The SPN in a statement by Segun Sango, National Chairperson, contended that the reduction of petrol price from N87 to N86.50 per liter is a mere gimmick and intrigue to deceitfully impose the neo-liberal capitalist policy of deregulation of the downstream oil sector on the poor working class.
“The pump price reduction announced by the APC-led FG is just a smokescreen! This 50 kobo reduction is not just too little, in fact, it is an insult to many Nigerians who have been buying fuel at great pains for N120 and above in nearly the past three months,” Sango stated. It was observed that the major motive is to deceive the suffering masses and douse their possible anger and opposition against the age-long plan of the ruling elite to remove the controversial fuel subsidy which its removal was skillfully effected simultaneously with the pronouncement of a slightly reduced pump price regime. The party emphasized that ‘Price modulation’, a euphemism for deregulation, will inevitably, in the long run, ensure that prices of petroleum products go beyond levels affordable by ordinary and poor working class, particularly, when the price of crude oil goes up in the international market.
SPN noted that with the enormity of the economic hardships the working masses are currently going through, the meagre reduction in pump price will bring no significant economic relief to the suffering masses, adding that even if it does for a start, it is not going to last.

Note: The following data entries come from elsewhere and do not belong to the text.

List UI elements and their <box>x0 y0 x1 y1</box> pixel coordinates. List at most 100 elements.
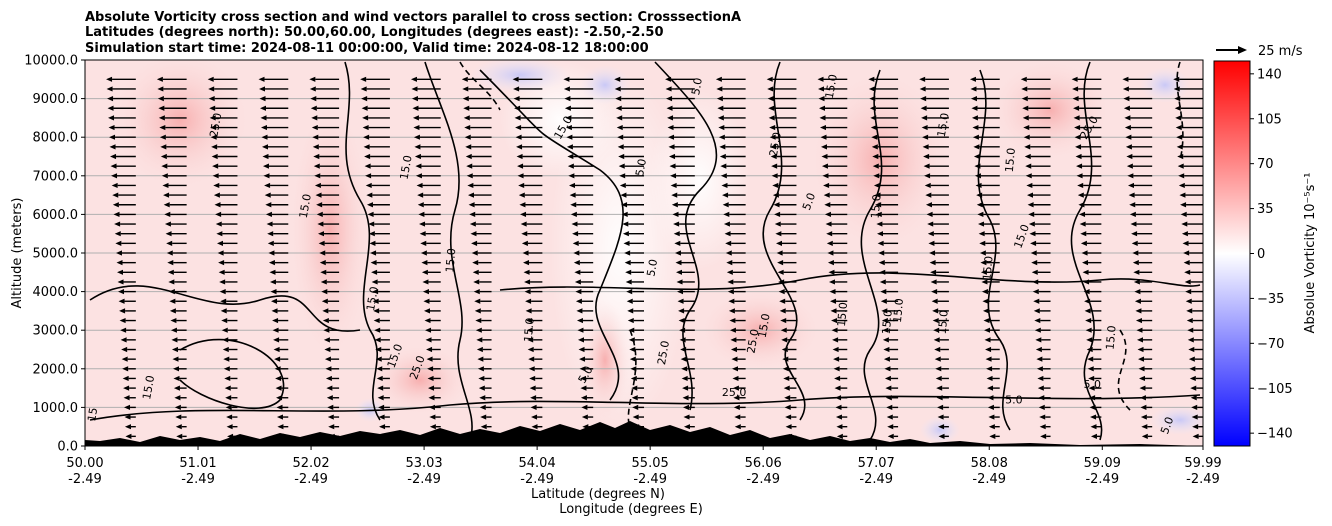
wind-vector-head <box>581 414 588 420</box>
wind-vector-head <box>631 385 638 391</box>
wind-vector-head <box>219 289 226 295</box>
wind-vector-head <box>1141 424 1148 430</box>
wind-vector-head <box>373 317 380 324</box>
wind-vector-head <box>629 356 636 362</box>
wind-vector-head <box>785 424 792 430</box>
wind-vector-head <box>668 134 675 140</box>
wind-vector-head <box>1029 231 1036 237</box>
wind-vector-head <box>821 153 828 160</box>
wind-vector-head <box>264 192 271 198</box>
wind-vector-head <box>318 240 325 246</box>
wind-vector-head <box>673 231 680 237</box>
colorbar-tick-label: 0 <box>1257 247 1265 262</box>
wind-vector-head <box>932 317 939 324</box>
wind-vector-head <box>729 317 736 324</box>
contour-label: 15 <box>85 406 100 422</box>
wind-vector-head <box>224 375 231 382</box>
wind-vector-head <box>933 327 940 333</box>
wind-vector-head <box>368 231 375 237</box>
vorticity-patch <box>290 100 370 360</box>
wind-vector-head <box>1023 124 1030 131</box>
wind-vector-head <box>1136 327 1143 333</box>
wind-vector-head <box>1136 337 1143 343</box>
quiver-key: 25 m/s <box>1216 44 1303 59</box>
x-tick-label-longitude: -2.49 <box>181 472 215 487</box>
wind-vector-head <box>579 356 586 362</box>
wind-vector-head <box>365 173 372 179</box>
wind-vector-head <box>58 125 64 130</box>
wind-vector-head <box>1128 182 1135 189</box>
wind-vector-head <box>125 433 132 439</box>
wind-vector-head <box>1178 173 1185 179</box>
wind-vector-head <box>835 404 842 410</box>
vorticity-patch <box>580 65 630 105</box>
wind-vector-head <box>1186 308 1193 314</box>
wind-vector-head <box>881 317 888 324</box>
contour-label: 25.0 <box>655 340 672 366</box>
wind-vector-head <box>1090 414 1097 420</box>
wind-vector-head <box>1139 375 1146 382</box>
wind-vector-head <box>466 173 473 179</box>
wind-vector-head <box>167 269 174 275</box>
wind-vector-head <box>973 144 980 150</box>
wind-vector-head <box>1081 250 1088 256</box>
wind-vector-head <box>830 298 837 304</box>
contour-label: 15.0 <box>443 248 458 274</box>
wind-vector-head <box>1191 414 1198 420</box>
y-tick-label: 10000.0 <box>24 54 78 69</box>
wind-vector-head <box>621 202 628 208</box>
wind-vector-head <box>1184 269 1191 275</box>
wind-vector-head <box>831 317 838 324</box>
wind-vector-head <box>328 424 335 430</box>
wind-vector-head <box>71 357 77 362</box>
wind-vector-head <box>169 308 176 314</box>
wind-vector-head <box>977 211 984 217</box>
wind-vector-head <box>258 76 265 82</box>
wind-vector-head <box>823 182 830 189</box>
vorticity-patch <box>990 60 1110 160</box>
wind-vector-head <box>115 250 122 256</box>
wind-vector-head <box>121 356 128 362</box>
x-tick-label-latitude: 50.00 <box>66 456 103 471</box>
wind-vector-head <box>925 192 932 198</box>
wind-vector-head <box>73 395 79 400</box>
wind-vector-head <box>275 385 282 391</box>
wind-vector-head <box>1075 144 1082 150</box>
contour-label: 15.0 <box>1003 147 1018 173</box>
wind-vector-head <box>1177 163 1184 169</box>
wind-vector-head <box>617 144 624 150</box>
wind-vector-head <box>264 182 271 189</box>
wind-vector-head <box>214 202 221 208</box>
wind-vector-head <box>922 144 929 150</box>
wind-vector-head <box>361 105 368 111</box>
wind-vector-head <box>875 211 882 217</box>
wind-vector-head <box>529 375 536 382</box>
wind-vector-head <box>1031 260 1038 266</box>
wind-vector-head <box>119 308 126 314</box>
wind-vector-head <box>212 163 219 169</box>
wind-vector-head <box>820 134 827 140</box>
wind-vector-head <box>326 385 333 391</box>
wind-vector-head <box>982 298 989 304</box>
wind-vector-head <box>515 124 522 131</box>
wind-vector-head <box>1173 76 1180 82</box>
wind-vector-head <box>1028 211 1035 217</box>
colorbar-tick-label: −140 <box>1257 427 1293 442</box>
wind-vector-head <box>716 96 723 102</box>
wind-vector-head <box>163 192 170 198</box>
wind-vector-head <box>580 385 587 391</box>
wind-vector-head <box>107 105 114 111</box>
wind-vector-head <box>767 96 774 102</box>
wind-vector-head <box>874 192 881 198</box>
wind-vector-head <box>624 260 631 266</box>
wind-vector-head <box>931 298 938 304</box>
contour-label: 5.0 <box>633 158 649 177</box>
wind-vector-head <box>162 182 169 189</box>
wind-vector-head <box>681 375 688 382</box>
wind-vector-head <box>1023 134 1030 140</box>
wind-vector-head <box>124 424 131 430</box>
wind-vector-head <box>616 115 623 121</box>
wind-vector-head <box>1140 404 1147 410</box>
wind-vector-head <box>578 346 585 353</box>
colorbar: 140 105 70 35 0 −35 −70 −105 −140 Absolue Vortic… <box>1213 60 1318 447</box>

The party decried that even at official pump price of petrol at N87 per litre, the product has been selling between N120 and N140 per litre across the country. “This is a manifestation of failure of the combined forces of DPR, DSS, Civil Defence and other security agents to force the filling stations to sell at the official price,” Sango said.  “If the government could prove so feeble to curb the illegality being perpetrated by fuel marketers and filling stations who sell fuel above the then official price of N87 at a period when it officially had some control over the sector, then how efficient can we expect it to be to keep prices of petroleum products at affordable levels in an era of deregulation or price modulation,” he argued.
The party stated that Federal Government’s promise that its newly invented price modulation band will be effective in making sure that no fuel marketers sell above official price is nothing but a fluke, adding that it is not currently working. It argued that “even if the government is sincere with its regulatory mechanism, the caveat that the reduced pump price will be subjected to a review on quarterly basis, leaves room to suspect that the motive behind the whole reduction of the pump price is to trick the working people to accept the removal of subsidy and thereby hand over the sector to fuel importers and marketers who have always subjected Nigerians to chronic agony through artificial fuel scarcity in order to boost their profit.”
It pre-empts that there is high possibility that the so-called reduced pump price will sooner or later be hiked thereby spelling more economic doom on the working class because there will be astronomic increase in the costs of transportation, education, housing, general services and goods.